Biden’s recent decision to include Harris on the ticket was partially inspired by the country’s need for racial and ethnic representation. During a press conference Wednesday, Biden brought attention to the racial inequity in today’s media; specific mention was placed on young minority girls, often neglected by society, who he hopes are “seeing themselves for the first time in a new way” because of Harris.

Inspiration has no age limit. Detroit-native and recent college graduate Kristen Nelson gains her motivation from women like Harris. 

“It would mean a great deal to see someone who looks like me be in one of the most powerful positions in America. As an aspiring attorney, Senator Harris has motivated me even more to pursue a degree in law with hopes of one day running my own law firm,” said Nelson.

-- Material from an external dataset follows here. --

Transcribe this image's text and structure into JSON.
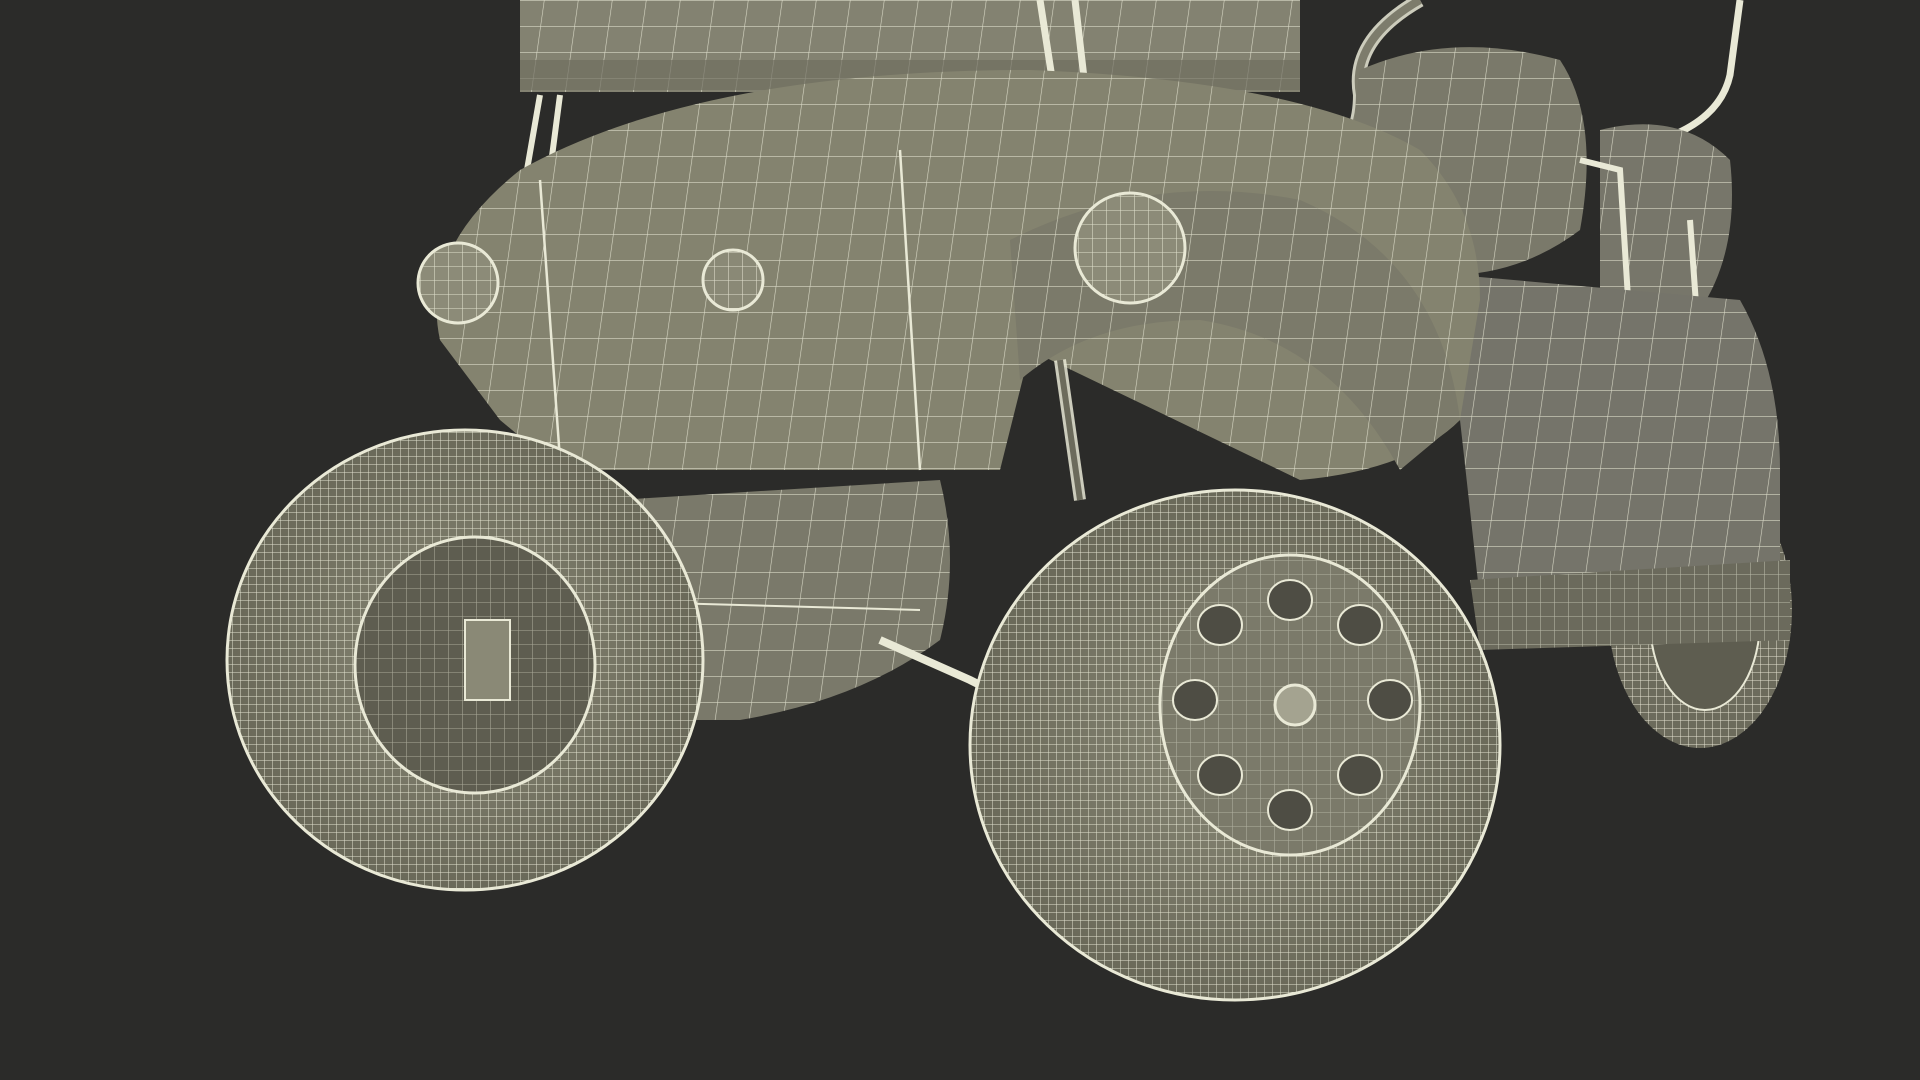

Positions of power, despite being glamorous to outsiders, come with their own unique set of challenges. Some young voters are worried that Harris will face obstacles because of her race and sex.

“She’ll have a lot of subtle challenges,” said Stephens. “Men talking about her position or people talking about things unrelated to her decision making and the policies she creates or supports. I feel like they’re going to do anything they can to discredit what she does in office.” 

Others are confident that she will come out on top.

“There may come a time when some will question her judgment or opinions because she is a Black woman. However, Senator Harris is a strong woman, and I believe she will overcome situations that aim to discredit her,” said Nelson.